The Social Security Advisory Committee has published a review of Mandatory Reconsideration. It is a much better report than the press release suggests, because it reviews in detail the problems and issues that claimants have in getting decisions reviewed and corrected. However, the headline element in the Conclusion, picked out by the press release, is that “Properly conducted, Mandatory Reconsideration could be an efficient process that provides opportunity for timely review, the admission or reinterpretation of evidence and the avoidance of costly tribunals.” That is very questionable. Support for the principle of MR confuses the arguments for internal review – which is always necessary for quality control and management of mistakes – with the new, failing system, which delays and obstructs the opportunities for internal and external review.
There are three very fundamental problems with MR. The first is that decisions made against a claimant are implemented before any response or contrary case has been considered. The second problem is that MR does not offer claimants the opportunity to know of and respond to information relating to their case. This is a basic breach of ‘natural justice’, one of the core principles of UK law. The third is that because MR is a mandatory process for claimants, there is necessarily a delay in correcting unlawful action: barriers to access are obstacles to justice, and justice delayed is justice denied.
It is debatable, then, whether the system of Mandatory Reconsideration is lawful. Because judicial review is only available when other recourse has been exhausted, MR would have to be complete before a judicial test would be possible, and the long delays in implementation make this a considerable obstacle. But it does stand in breach of long established principles of administrative law. That is why the UN Committee on Social, Economic and Cultural Rights has just condemned the UK system for “the absence of due process”, in breach of its obligations under the UN Charter. Mandatory Reconsideration cannot be ‘properly conducted’ – it is designed to be improperly conducted.
Audit Scotland has published a report on the operation of the “National Fraud Initiative”, which is mainly concerned with the operation of big data in order to detect fraud by searching for anomalies. The central assumption of the report seems to be that improving the consistency of data will save money by limiting opportunities for fraud.
There is a central confusion at the heart of this approach. Following the reports of the DWP, and by extension the tests applied to local government in benefits administration, the report muddles three overlapping, but quite distinct issues: fraud, error and selectivity. Using data to review inconsistencies identifies potential sources of error. It does not necessarily identify, or relate to, fraud – which depends on deceit.
- measures to refine selectivity are liable to increase error (the more conditions there are, the more there is to go wrong. That is why the rates of error in Pension Credit are fifty times those for State Pensions.) Equally, they and they create opportunities for fraud. They do not, then, improve the efficiency of the system.

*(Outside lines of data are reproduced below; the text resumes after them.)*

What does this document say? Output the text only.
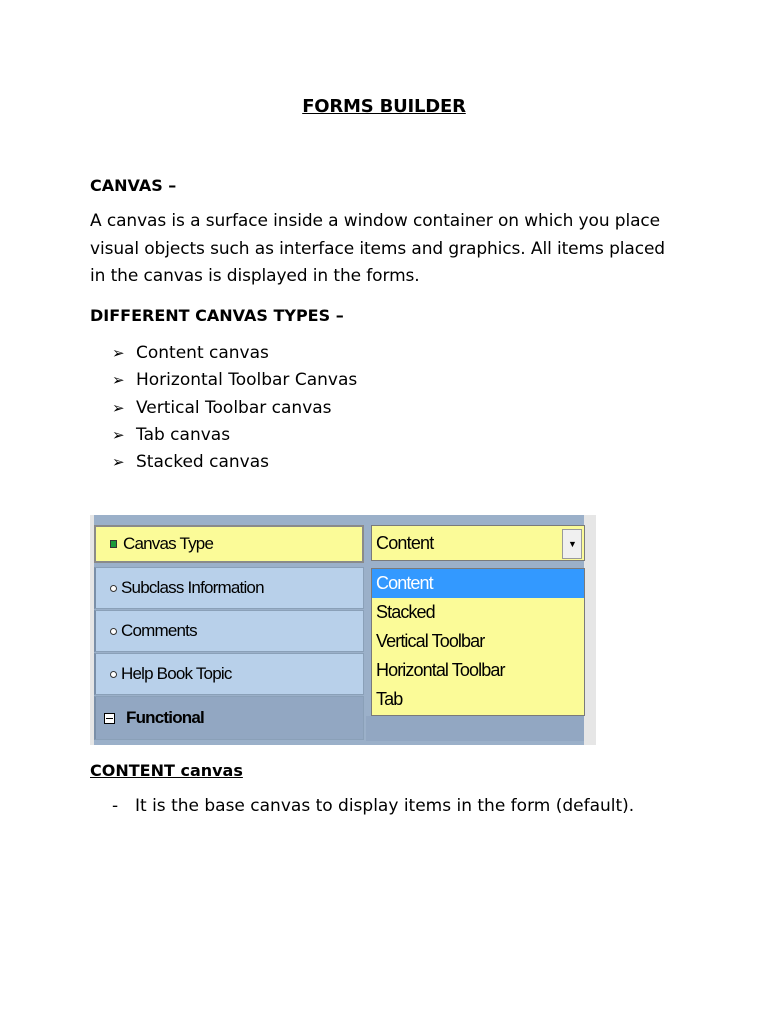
FORMS BUILDER
CANVAS –
A canvas is a surface inside a window container on which you place visual objects such as interface items and graphics. All items placed in the canvas is displayed in the forms.
DIFFERENT CANVAS TYPES –
➢ Content canvas
➢ Horizontal Toolbar Canvas
➢ Vertical Toolbar canvas
➢ Tab canvas
➢ Stacked canvas
Canvas Type
Subclass Information
Comments
Help Book Topic
Functional
Content	▼
Content
Stacked
Vertical Toolbar
Horizontal Toolbar
Tab
CONTENT canvas
- It is the base canvas to display items in the form (default).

- measures to protect systems against fraud are likely, for the same reason, to increase error.
- measures to protect against error may reduce opportunities for fraud, but do not necessarily do so – it all depends on what kind of error is being addressed.
There may be opportunities to save money through big data; but anti-fraud measures are often expensive, and in a situation where many people do not receive the benefits they are entitled to, smoothing out inconsistencies might cost more.